(Québec) Le gouvernement Legault présentera sous peu un plan pour attirer davantage de grands événements sportifs, culturels ou politiques internationaux au Québec.

Patrice Bergeron
La Presse canadienne

La ministre des Relations internationales, Nadine Girault, en fera l’annonce dans les prochaines semaines. Québec entend aussi quadrupler son budget pour attirer des organisations et événements, de 300 000 $ à 1,2 million.

Selon les informations obtenues par La Presse canadienne jeudi, le gouvernement annoncera sous peu ses cinq priorités du Québec à l’international.

Le gouvernement pourrait donc déposer la candidature du Québec à l’obtention de forums internationaux ou des sommets s’ils correspondent à ces priorités.

Il n’a pas été possible d’obtenir la liste des cinq priorités, que la ministre dévoilera lorsqu’elle fera part de sa nouvelle « vision » des relations internationales.

Cependant, selon une source proche du dossier, en vertu des nouvelles priorités, le Québec pourrait par exemple déposer sa candidature pour obtenir une COP, c’est-à-dire un grand sommet annuel des Nations unies sur les changements climatiques, ou encore de grands championnats internationaux de sport.

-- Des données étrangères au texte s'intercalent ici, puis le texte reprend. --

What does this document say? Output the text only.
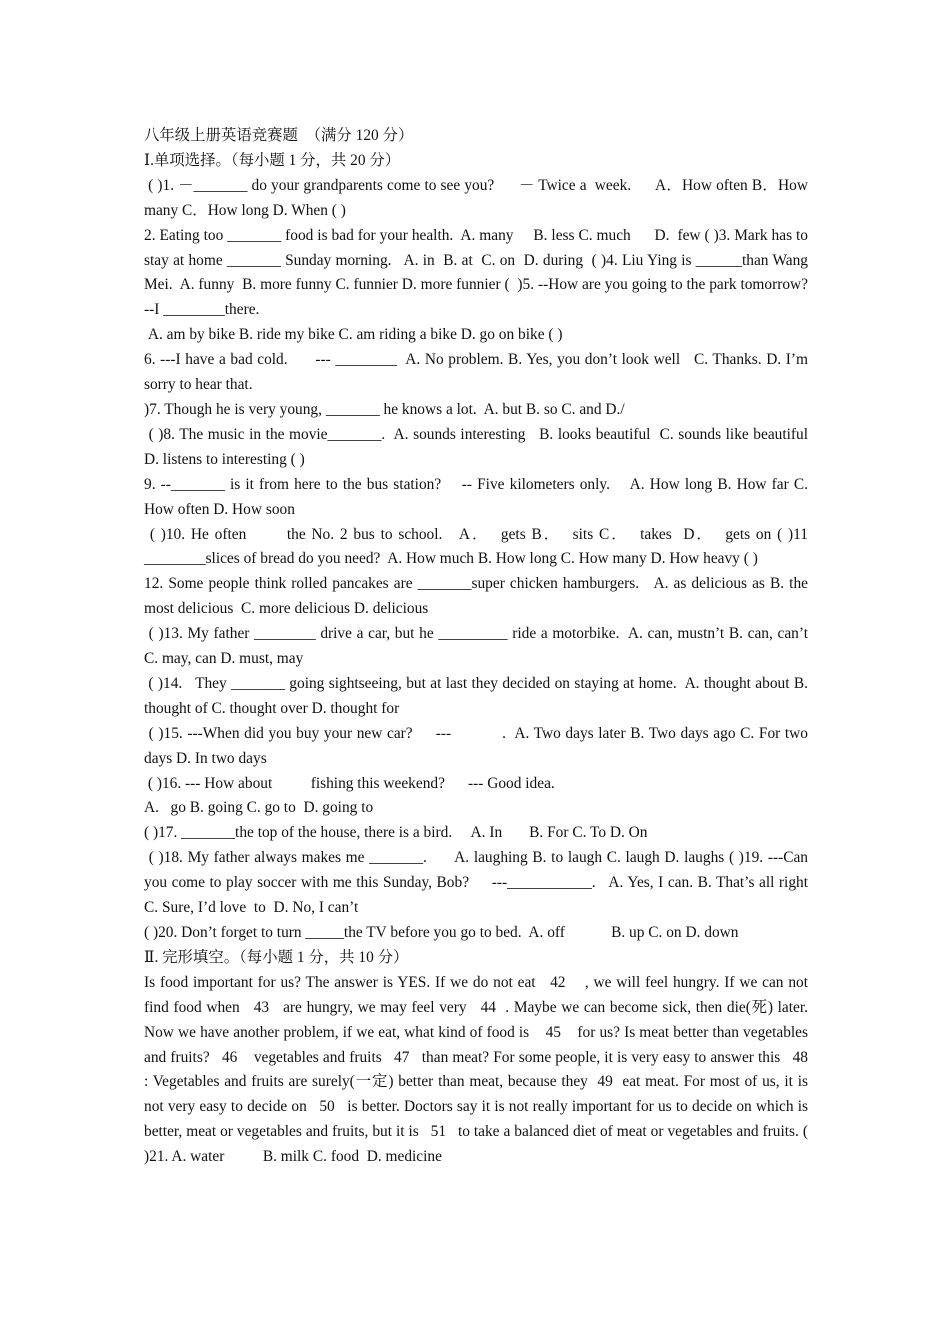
八年级上册英语竞赛题  （满分 120 分）

Ⅰ.单项选择。（每小题 1 分，共 20 分）

( )1. －_______ do your grandparents come to see you?      － Twice a  week.      A．How often B．How many C．How long D. When ( )

2. Eating too _______ food is bad for your health.  A. many     B. less C. much      D.  few ( )3. Mark has to stay at home _______ Sunday morning.   A. in  B. at  C. on  D. during  ( )4. Liu Ying is ______than Wang Mei.  A. funny  B. more funny C. funnier D. more funnier (  )5. --How are you going to the park tomorrow?   --I ________there.

A. am by bike B. ride my bike C. am riding a bike D. go on bike ( )

6. ---I have a bad cold.      --- ________  A. No problem. B. Yes, you don’t look well   C. Thanks. D. I’m sorry to hear that.

)7. Though he is very young, _______ he knows a lot.  A. but B. so C. and D./

( )8. The music in the movie_______.  A. sounds interesting   B. looks beautiful  C. sounds like beautiful D. listens to interesting ( )

9. --_______ is it from here to the bus station?    -- Five kilometers only.    A. How long B. How far C. How often D. How soon

( )10. He often       the No. 2 bus to school.   A．  gets B．  sits C．  takes  D．  gets on ( )11 ________slices of bread do you need?  A. How much B. How long C. How many D. How heavy ( )

12. Some people think rolled pancakes are _______super chicken hamburgers.   A. as delicious as B. the most delicious  C. more delicious D. delicious

( )13. My father ________ drive a car, but he _________ ride a motorbike.  A. can, mustn’t B. can, can’t C. may, can D. must, may

( )14.   They _______ going sightseeing, but at last they decided on staying at home.  A. thought about B. thought of C. thought over D. thought for

( )15. ---When did you buy your new car?     ---           .  A. Two days later B. Two days ago C. For two days D. In two days

( )16. --- How about          fishing this weekend?      --- Good idea.

A.   go B. going C. go to  D. going to

( )17. _______the top of the house, there is a bird.     A. In       B. For C. To D. On

( )18. My father always makes me _______.      A. laughing B. to laugh C. laugh D. laughs ( )19. ---Can you come to play soccer with me this Sunday, Bob?     ---___________.   A. Yes, I can. B. That’s all right C. Sure, I’d love  to  D. No, I can’t

( )20. Don’t forget to turn _____the TV before you go to bed.  A. off            B. up C. on D. down

Ⅱ. 完形填空。（每小题 1 分，共 10 分）

Is food important for us? The answer is YES. If we do not eat   42    , we will feel hungry. If we can not find food when   43   are hungry, we may feel very   44  . Maybe we can become sick, then die(死) later. Now we have another problem, if we eat, what kind of food is    45    for us? Is meat better than vegetables and fruits?   46    vegetables and fruits   47   than meat? For some people, it is very easy to answer this   48   : Vegetables and fruits are surely(一定) better than meat, because they  49  eat meat. For most of us, it is not very easy to decide on   50   is better. Doctors say it is not really important for us to decide on which is better, meat or vegetables and fruits, but it is   51   to take a balanced diet of meat or vegetables and fruits. ( )21. A. water          B. milk C. food  D. medicine
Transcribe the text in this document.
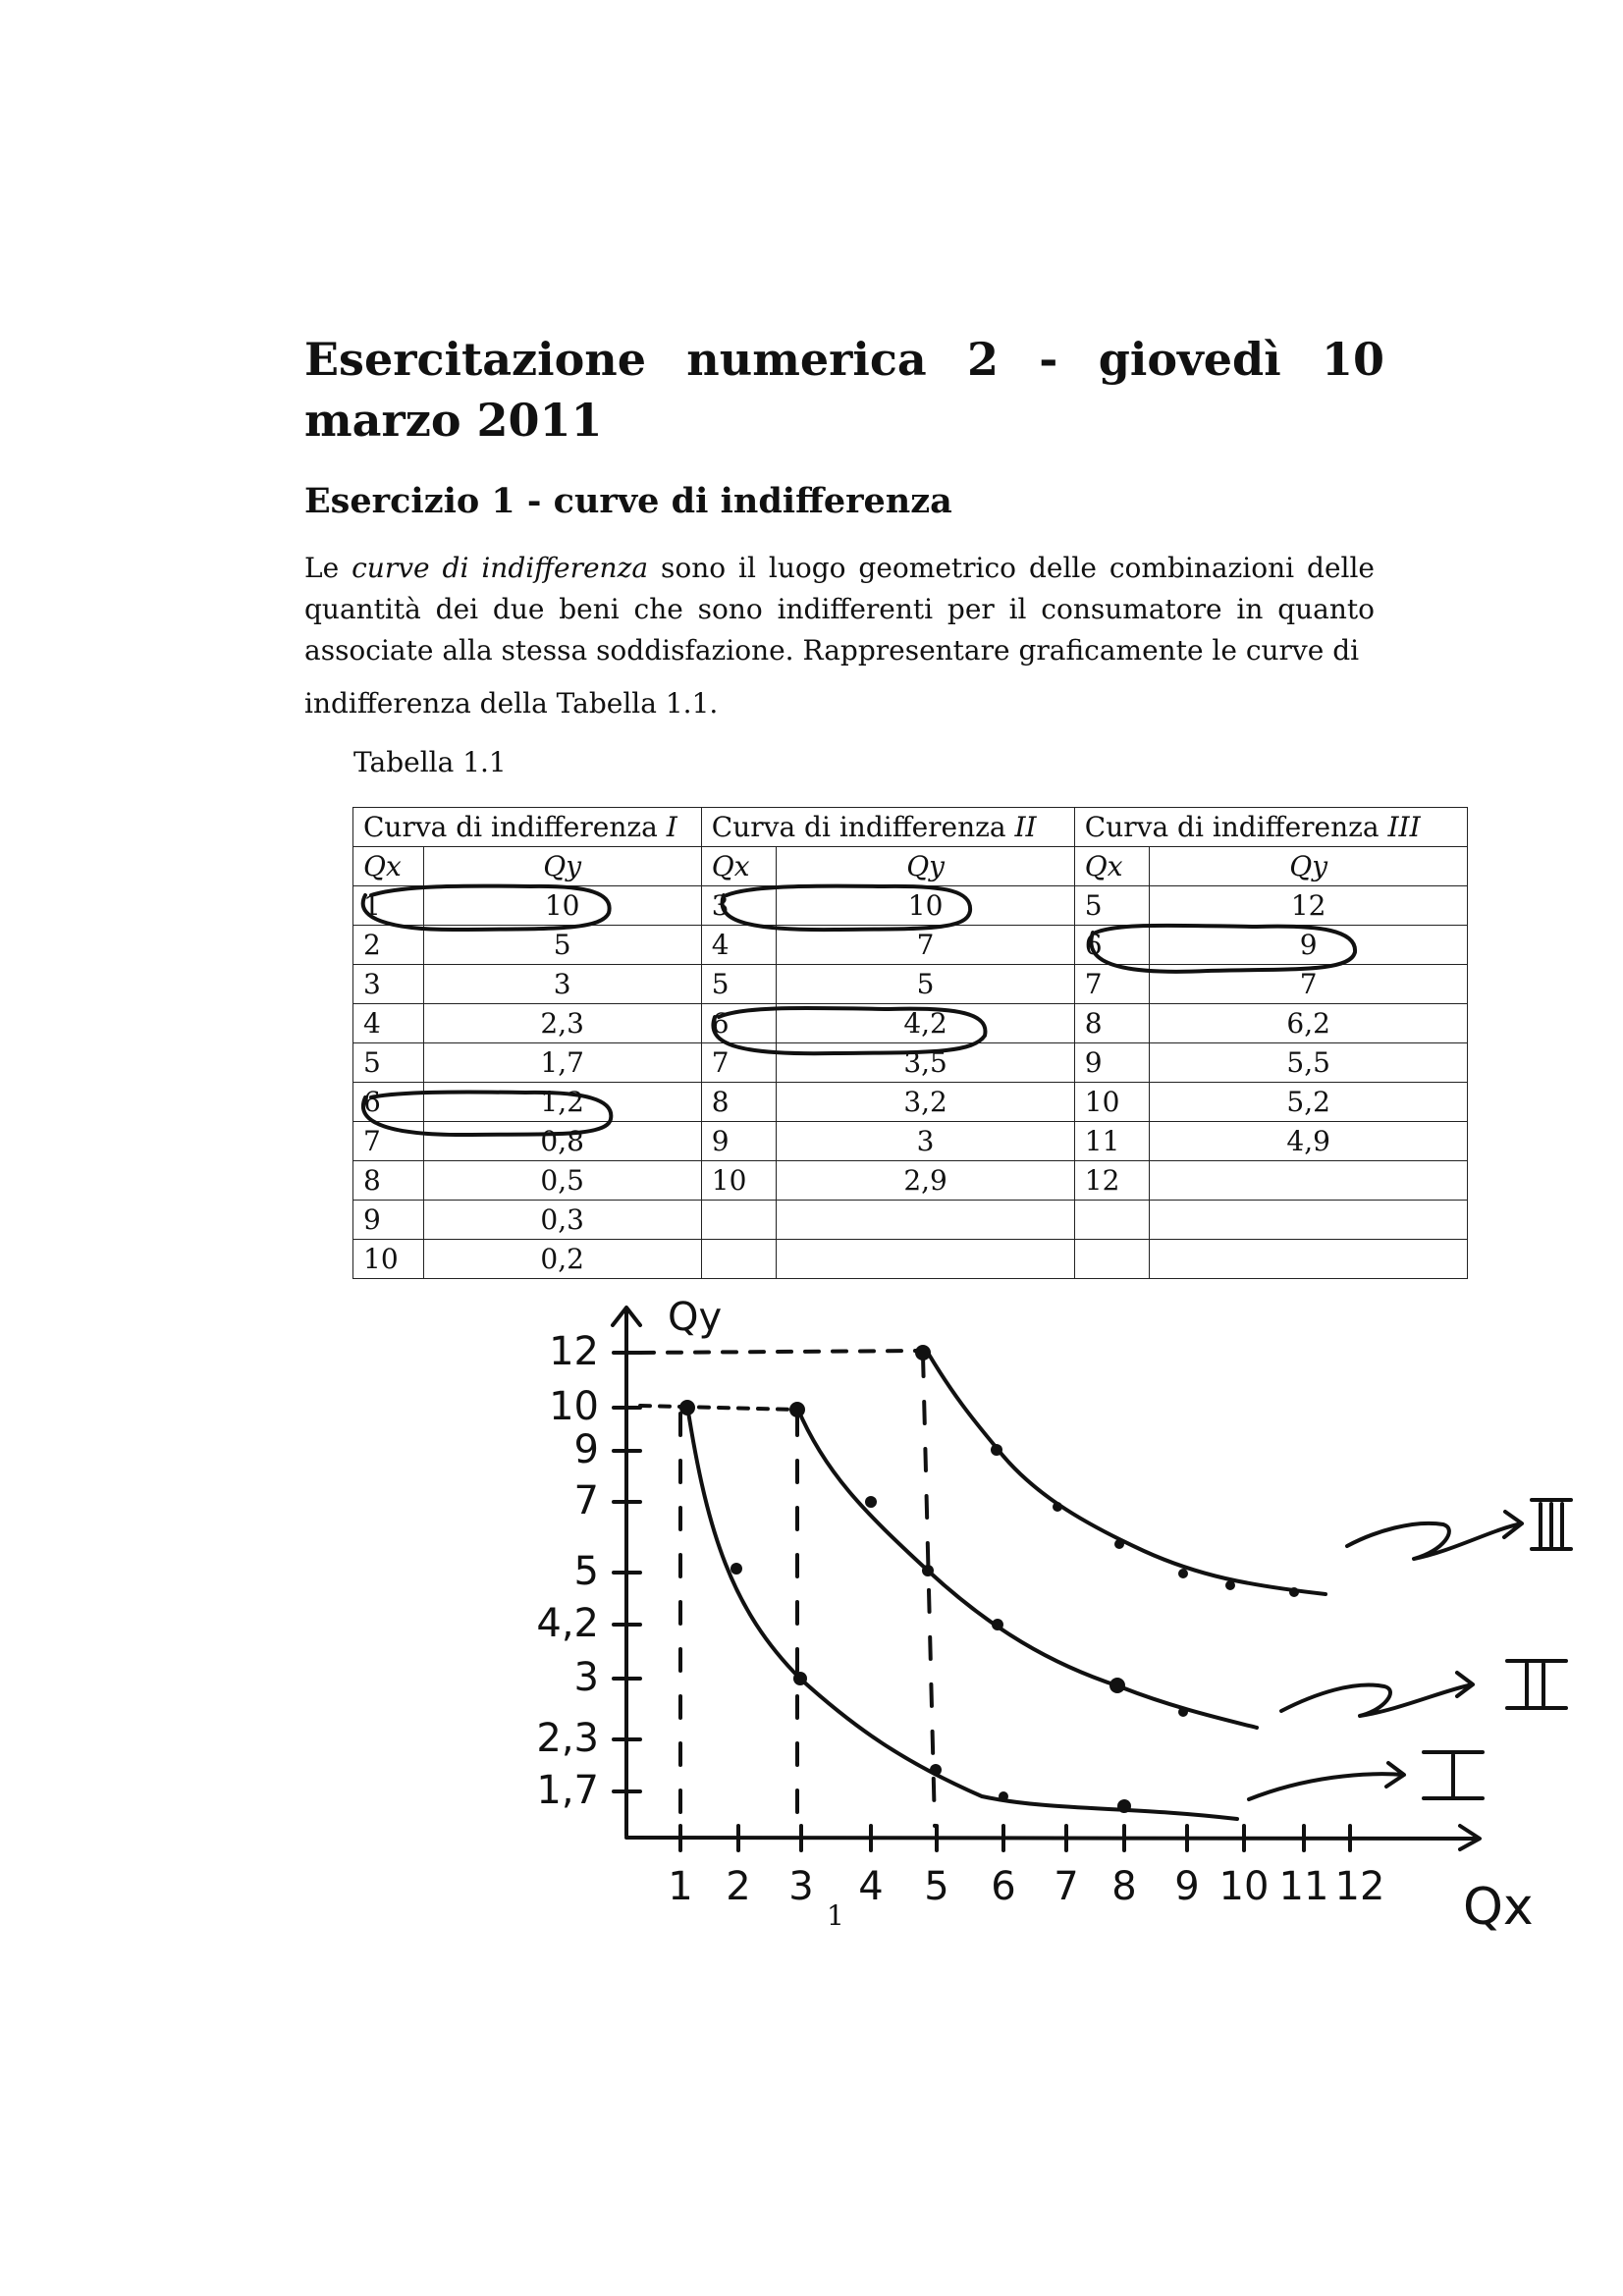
Esercitazione numerica 2 - giovedì 10 marzo 2011
Esercizio 1 - curve di indifferenza

Le curve di indifferenza sono il luogo geometrico delle combinazioni delle quantità dei due beni che sono indifferenti per il consumatore in quanto associate alla stessa soddisfazione. Rappresentare graficamente le curve di

indifferenza della Tabella 1.1.

Tabella 1.1
Curva di indifferenza I		Curva di indifferenza II		Curva di indifferenza III	
Qx	Qy	Qx	Qy	Qx	Qy
1	10	3	10	5	12
2	5	4	7	6	9
3	3	5	5	7	7
4	2,3	6	4,2	8	6,2
5	1,7	7	3,5	9	5,5
6	1,2	8	3,2	10	5,2
7	0,8	9	3	11	4,9
8	0,5	10	2,9	12	
9	0,3				
10	0,2				
Qy
Qx
12
10
9
7
5
4,2
3
2,3
1,7
1 2 3 4 5 6 7 8 9 10 11 12
1
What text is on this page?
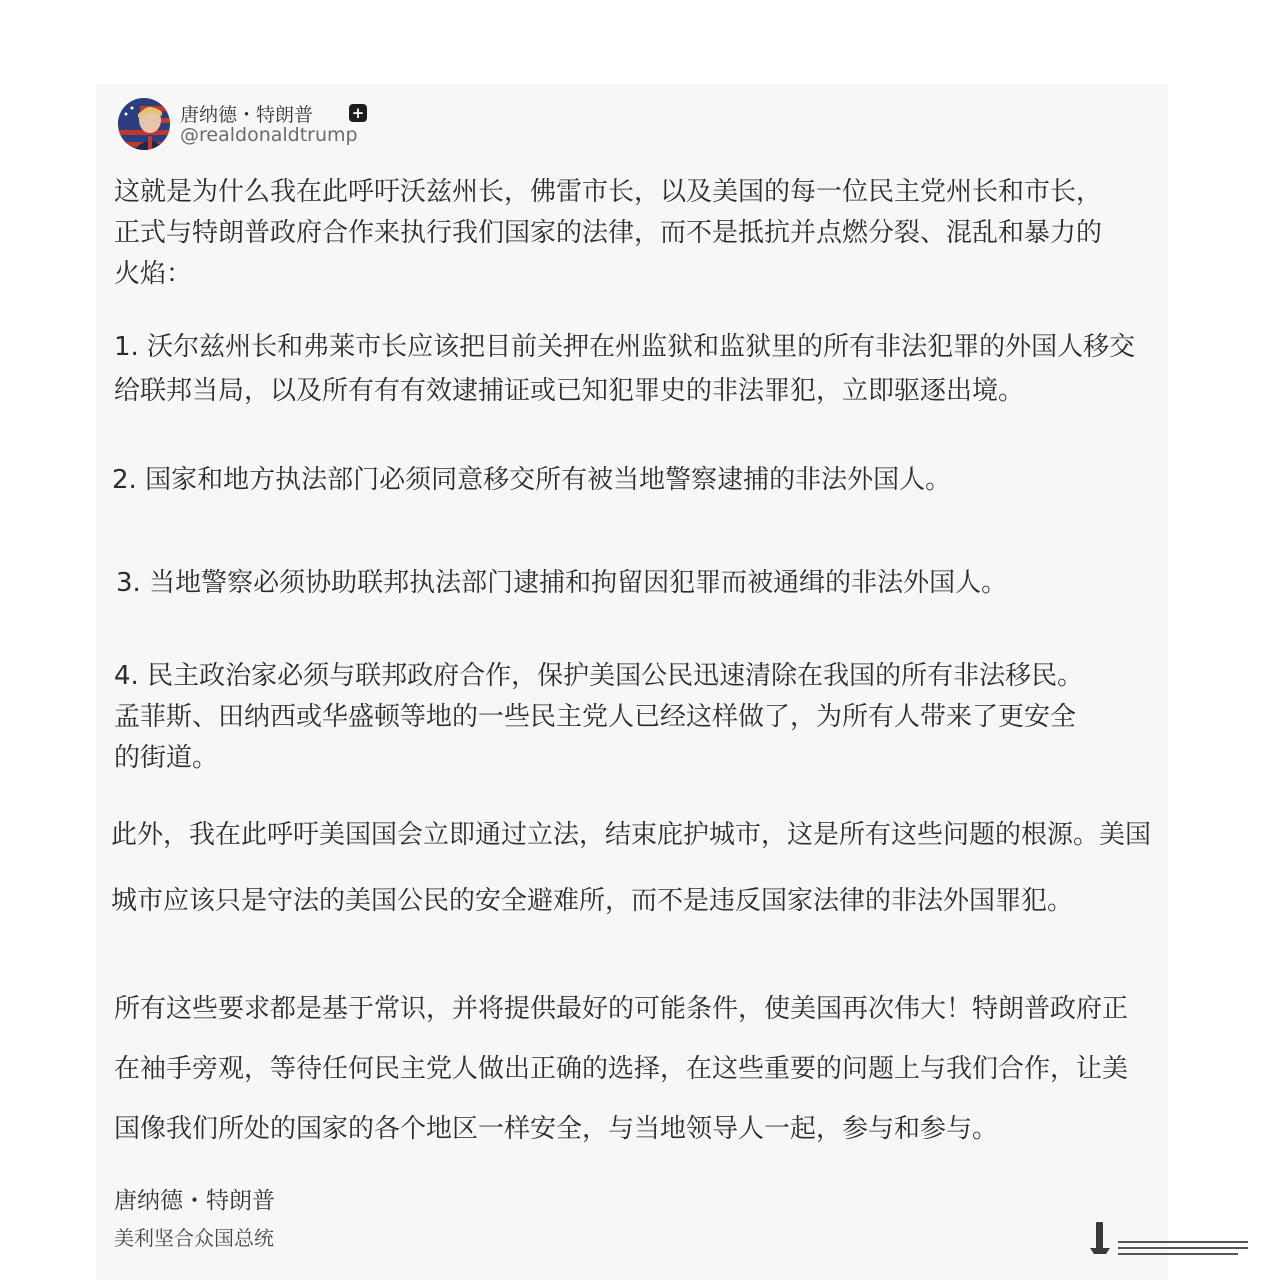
唐纳德・特朗普
@realdonaldtrump
+
这就是为什么我在此呼吁沃兹州长，佛雷市长，以及美国的每一位民主党州长和市长，
正式与特朗普政府合作来执行我们国家的法律，而不是抵抗并点燃分裂、混乱和暴力的
火焰：
1. 沃尔兹州长和弗莱市长应该把目前关押在州监狱和监狱里的所有非法犯罪的外国人移交
给联邦当局，以及所有有有效逮捕证或已知犯罪史的非法罪犯，立即驱逐出境。
2. 国家和地方执法部门必须同意移交所有被当地警察逮捕的非法外国人。
3. 当地警察必须协助联邦执法部门逮捕和拘留因犯罪而被通缉的非法外国人。
4. 民主政治家必须与联邦政府合作，保护美国公民迅速清除在我国的所有非法移民。
孟菲斯、田纳西或华盛顿等地的一些民主党人已经这样做了，为所有人带来了更安全
的街道。
此外，我在此呼吁美国国会立即通过立法，结束庇护城市，这是所有这些问题的根源。美国
城市应该只是守法的美国公民的安全避难所，而不是违反国家法律的非法外国罪犯。
所有这些要求都是基于常识，并将提供最好的可能条件，使美国再次伟大！特朗普政府正
在袖手旁观，等待任何民主党人做出正确的选择，在这些重要的问题上与我们合作，让美
国像我们所处的国家的各个地区一样安全，与当地领导人一起，参与和参与。
唐纳德・特朗普
美利坚合众国总统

Rappelons que le gouvernement Legault a néanmoins refusé à deux reprises de proposer la candidature du Québec pour accueillir la COP24, l’an dernier, et la COP25, cette année, malgré l’insistance des partis d’opposition. De même, le gouvernement caquiste a refusé d’accueillir les Jeux de la Francophonie de 2021.

Dans un discours qu’elle doit présenter jeudi soir à Montréal, Mme Girault devrait aborder sommairement sa politique à venir pour l’accueil des organisations et d’événements internationaux.

Il existe déjà une politique d’accueil des organisations internationales qui date de 1988, mais qui doit être mise à jour donc, pour qu’on y ajoute entre autres les événements.

En outre, cette politique est assortie du Fonds de développement international de Montréal (FODIM), une enveloppe de 900 000 $ qui sert à attirer des organisations internationales, et qui est financée à parts égales par le Québec, Montréal et le fédéral. Ce sont donc des montants accordés aux organisations internationales installées ici.

« Avec 900 000 $, on ne va pas loin », a commenté notre interlocuteur, sous le couvert de l’anonymat. Québec souhaite donc non seulement augmenter sa part à 1,2 million, mais aussi convaincre Montréal et le fédéral d’augmenter d’autant leur mise. Mme Girault devait d’ailleurs rencontrer la ministre fédérale Mélanie Joly à ce sujet.

Le fonds pourrait donc passer à 3,6 millions « pour être capable d’accueillir de nouvelles organisations internationales », dit-on.

La ministre Nadine Girault fait valoir que la présence de ces organisations internationales génère des retombées importantes, qui équivalent à sept fois le financement public accordé.